Science of Gynecological Cancers in Africa: Highlights from AORTIC 2021 Abstracts
“The biennial AORTIC International Conference on Cancer in Africa is the definitive event on the African health calendar, enabling the exchange of ideas and the opportunity to learn from oncology leaders from all over Africa and around the world.”
The 13th African Organisation for Research and Training in Cancer (AORTIC) International Conference on Cancer in Africa will take place virtually from November 5 -10 2021, bringing together multidisciplinary specialists from the global cancer community to discuss the Science of Cancer in Africa. In a series of blogs, we will highlight some of the cancer research that will be highlighted during the conference.
Cervical Cancers are significant burdens to women of African descent. To better understand ways to mitigate high cost and complexity of treatment, Dr. Aminu Aliyu describes “An Assessment of Knowledge, Attitude and Practice of Cervical Cancer Screening using Thermal Alation and Visual Inspection with Acetic Acid in Kebbi State and FCT, Nigeria.” Through questionnaires, which included pre and post- training assessments among 90 healthcare workers, findings indicated a need for more knowledge of cervical cancer treatment, and that thermal ablation and VIA for cervical cancer is one way to improve efficiency and effectiveness of screening and treatment of cervical cancer in Nigeria.
Mr. Niyomugabo conducted a study entitled “Assessing Knowledge and Practice Regarding Cervical Cancer Screening with Visual Inspection with Acetic Acid/ Visual Inspection with Lugor Iodine (VIA/VILI) Among the Nurses and Midwives at Rutongo District Hospital and its Catchment Area.” After quantitative analysis utilizing a questionnaire involving 97 participants, it was determined that most respondents were not aware of VIA/VILI for screening purposes. As this method is recommended by the World Health Organization, workers at Rotongo Hospital and the surrounding catchment areas could benefit from using VIA/VILI in cervical cancer screening.

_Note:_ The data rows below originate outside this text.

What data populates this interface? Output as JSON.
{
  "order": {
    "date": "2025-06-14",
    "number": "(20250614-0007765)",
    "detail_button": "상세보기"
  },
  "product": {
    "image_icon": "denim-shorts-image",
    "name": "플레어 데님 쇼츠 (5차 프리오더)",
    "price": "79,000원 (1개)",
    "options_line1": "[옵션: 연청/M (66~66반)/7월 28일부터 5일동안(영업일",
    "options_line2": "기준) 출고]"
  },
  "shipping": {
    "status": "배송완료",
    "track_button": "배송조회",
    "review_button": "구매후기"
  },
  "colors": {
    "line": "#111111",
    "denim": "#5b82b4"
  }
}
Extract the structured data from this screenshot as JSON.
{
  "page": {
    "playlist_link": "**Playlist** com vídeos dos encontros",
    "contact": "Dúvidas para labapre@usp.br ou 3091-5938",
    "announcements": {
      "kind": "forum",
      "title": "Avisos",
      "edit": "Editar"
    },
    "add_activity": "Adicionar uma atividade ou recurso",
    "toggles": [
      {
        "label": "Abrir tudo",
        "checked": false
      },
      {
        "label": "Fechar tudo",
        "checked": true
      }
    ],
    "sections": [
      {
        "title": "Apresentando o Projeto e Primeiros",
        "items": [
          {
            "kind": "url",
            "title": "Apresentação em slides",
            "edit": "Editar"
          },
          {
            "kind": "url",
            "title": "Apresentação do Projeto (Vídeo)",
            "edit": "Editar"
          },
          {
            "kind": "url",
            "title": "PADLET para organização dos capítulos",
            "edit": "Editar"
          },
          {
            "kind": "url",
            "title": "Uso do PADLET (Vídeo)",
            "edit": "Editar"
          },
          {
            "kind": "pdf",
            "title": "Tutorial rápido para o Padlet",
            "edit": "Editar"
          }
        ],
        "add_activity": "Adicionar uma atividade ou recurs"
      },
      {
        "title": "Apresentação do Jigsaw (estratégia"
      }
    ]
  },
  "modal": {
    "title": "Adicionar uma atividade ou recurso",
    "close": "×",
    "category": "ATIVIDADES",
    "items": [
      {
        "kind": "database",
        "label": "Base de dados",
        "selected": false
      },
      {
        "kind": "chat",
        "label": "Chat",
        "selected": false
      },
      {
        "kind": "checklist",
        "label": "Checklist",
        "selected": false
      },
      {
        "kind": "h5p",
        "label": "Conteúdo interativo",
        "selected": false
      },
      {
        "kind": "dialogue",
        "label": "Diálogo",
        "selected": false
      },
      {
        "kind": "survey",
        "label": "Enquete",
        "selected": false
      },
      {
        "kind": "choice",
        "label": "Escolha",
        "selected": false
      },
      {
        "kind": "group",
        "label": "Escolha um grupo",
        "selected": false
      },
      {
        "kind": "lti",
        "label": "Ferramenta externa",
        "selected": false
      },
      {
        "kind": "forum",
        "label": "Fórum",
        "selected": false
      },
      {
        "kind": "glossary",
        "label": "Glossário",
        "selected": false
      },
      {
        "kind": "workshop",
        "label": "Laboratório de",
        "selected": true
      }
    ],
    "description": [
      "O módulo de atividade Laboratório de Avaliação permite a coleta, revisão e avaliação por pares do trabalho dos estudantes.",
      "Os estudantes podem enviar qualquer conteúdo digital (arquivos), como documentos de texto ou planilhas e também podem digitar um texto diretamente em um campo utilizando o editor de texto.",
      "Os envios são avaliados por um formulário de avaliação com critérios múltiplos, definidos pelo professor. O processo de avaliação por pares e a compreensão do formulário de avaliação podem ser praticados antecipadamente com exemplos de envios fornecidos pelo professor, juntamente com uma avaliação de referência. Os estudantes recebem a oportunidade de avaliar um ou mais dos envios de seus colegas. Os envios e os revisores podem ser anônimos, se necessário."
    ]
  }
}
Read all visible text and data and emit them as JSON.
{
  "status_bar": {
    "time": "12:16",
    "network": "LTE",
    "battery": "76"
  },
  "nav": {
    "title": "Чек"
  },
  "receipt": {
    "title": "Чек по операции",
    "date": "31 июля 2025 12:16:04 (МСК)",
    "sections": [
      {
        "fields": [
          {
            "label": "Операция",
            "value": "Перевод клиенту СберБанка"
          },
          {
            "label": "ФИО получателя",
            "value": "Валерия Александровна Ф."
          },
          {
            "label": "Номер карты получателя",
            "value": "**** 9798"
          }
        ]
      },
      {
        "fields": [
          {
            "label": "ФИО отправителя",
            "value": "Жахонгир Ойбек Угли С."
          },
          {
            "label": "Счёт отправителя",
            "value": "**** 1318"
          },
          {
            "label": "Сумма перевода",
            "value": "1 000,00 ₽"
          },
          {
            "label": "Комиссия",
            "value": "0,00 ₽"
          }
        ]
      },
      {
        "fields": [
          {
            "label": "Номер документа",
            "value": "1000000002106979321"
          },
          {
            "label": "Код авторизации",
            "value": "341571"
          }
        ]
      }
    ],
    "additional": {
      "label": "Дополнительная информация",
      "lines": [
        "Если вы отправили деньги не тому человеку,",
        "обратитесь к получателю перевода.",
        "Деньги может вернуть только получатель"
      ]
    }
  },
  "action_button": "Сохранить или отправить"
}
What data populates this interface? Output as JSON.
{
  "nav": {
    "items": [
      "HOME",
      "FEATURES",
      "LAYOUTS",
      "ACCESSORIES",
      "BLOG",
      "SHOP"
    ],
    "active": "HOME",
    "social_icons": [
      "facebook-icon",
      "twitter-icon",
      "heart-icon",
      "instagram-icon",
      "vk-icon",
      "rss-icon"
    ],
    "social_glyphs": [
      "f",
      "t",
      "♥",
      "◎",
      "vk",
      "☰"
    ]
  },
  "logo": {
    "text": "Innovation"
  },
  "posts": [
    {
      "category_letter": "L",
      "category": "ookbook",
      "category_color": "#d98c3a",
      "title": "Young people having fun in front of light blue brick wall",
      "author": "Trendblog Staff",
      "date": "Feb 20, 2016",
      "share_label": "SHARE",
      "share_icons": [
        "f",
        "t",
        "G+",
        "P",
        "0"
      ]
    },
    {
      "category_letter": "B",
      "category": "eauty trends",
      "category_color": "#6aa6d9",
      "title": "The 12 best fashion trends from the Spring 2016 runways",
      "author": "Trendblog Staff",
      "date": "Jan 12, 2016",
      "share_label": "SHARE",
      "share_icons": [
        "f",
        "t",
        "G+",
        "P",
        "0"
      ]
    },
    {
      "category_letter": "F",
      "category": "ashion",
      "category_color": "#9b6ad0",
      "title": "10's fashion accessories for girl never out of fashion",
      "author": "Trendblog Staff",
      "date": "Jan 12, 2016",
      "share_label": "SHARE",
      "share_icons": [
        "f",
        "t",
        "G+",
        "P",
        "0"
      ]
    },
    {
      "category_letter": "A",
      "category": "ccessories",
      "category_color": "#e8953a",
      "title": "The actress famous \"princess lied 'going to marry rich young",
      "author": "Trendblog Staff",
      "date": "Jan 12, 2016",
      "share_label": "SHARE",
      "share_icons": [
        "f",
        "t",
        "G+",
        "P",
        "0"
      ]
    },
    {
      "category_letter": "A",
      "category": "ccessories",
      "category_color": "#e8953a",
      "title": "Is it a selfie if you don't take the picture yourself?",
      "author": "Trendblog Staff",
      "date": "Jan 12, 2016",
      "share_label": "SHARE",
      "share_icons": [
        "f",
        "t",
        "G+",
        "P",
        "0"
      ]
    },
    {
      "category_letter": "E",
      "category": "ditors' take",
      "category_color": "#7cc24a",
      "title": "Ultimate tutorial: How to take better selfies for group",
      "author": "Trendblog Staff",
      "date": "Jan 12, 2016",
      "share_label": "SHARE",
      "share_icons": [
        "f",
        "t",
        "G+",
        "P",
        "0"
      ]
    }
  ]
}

Dr. Koulibaly and colleagues describe a study “Échographie Et Masses Ovariennes: Aspects Épidémio-Cliniques Et Histologiques“, that assesses the epidemiological, clinical, ultrasound and histological aspects of ovarian masses in women. As a prospective study over a six-month period, it was found that the major reasons for patients seeking consultation was Pelvic pain, menstrual cycle disorders and the feeling of pelvic heaviness. They observe that utilizing ultrasounds, in conjunction with histology while using epidemiological and clinical data, is of utmost important when diagnosing ovarian tumors.
Dr. Diatta and colleagues conducted the descriptive study “Etude Cytogenetique Moleculaire Des Choriocarcinomes Uterins Au Centre Hospitalier Universitaire De Dakar” in which they analyzed sixteen choriocarcinoma DNA after histological confirmation. They determined that Choriocarcinoma is a malignant tumor that are likely to be of gestational origin and it is necessary to perform molecular genotyping to the genetic profile of the choriocarcinoma that derives from certain pregnancy. They conclude that the etiological research of choriocarcinomas has diagnostic, prognostic, therapeutic and preventive implications.
Gynecological cancers are an increasing burden in Africa and impacts quality of life, mortality, and overall health. Through innovative research strategies, it is possible to address widespread issues and implement effective strategies to break down barriers and improve care and well-being.
Dr. Manisha Salinas is a behavioral scientist with a focus on health disparities research and public health. Her doctoral training was in health promotion and community health science from Texas A&M University. She is currently a Research Fellow at Mayo Clinic and works within the Center for Health Equity and Community Engagement Research, as well as the Department of Hematology and Oncology. Her research has focuses on improving health promotion strategies to underrepresented populations through community-based approaches, addressing disparities and advocating for health equity through translational science.
Dr. Hamid Olanipekun is a urologist with a special interest in urological oncology particularly prostate, bladder, and kidney cancers. He had his first degree in Medicine and Surgery (MBBS) at the University of Ilorin and later had post-graduate residency training in Urology and was awarded the Fellowship of West African College of Surgeons (FWACS Urol). He is also a member of the Royal College of Surgeons (MRCS), currently undergoing post-fellowship training in endo-urology at the prestigious Royal Berkshire Hospital in the United Kingdom. Hamid Olanipekun is a master scholar of African Behavioural Research (ABER) and had training in Health Disparities and Community Engagement Research. His research focus is reducing the morbidity and mortality of prostate cancer and bladder cancer in LMIC using the community engagement research approach.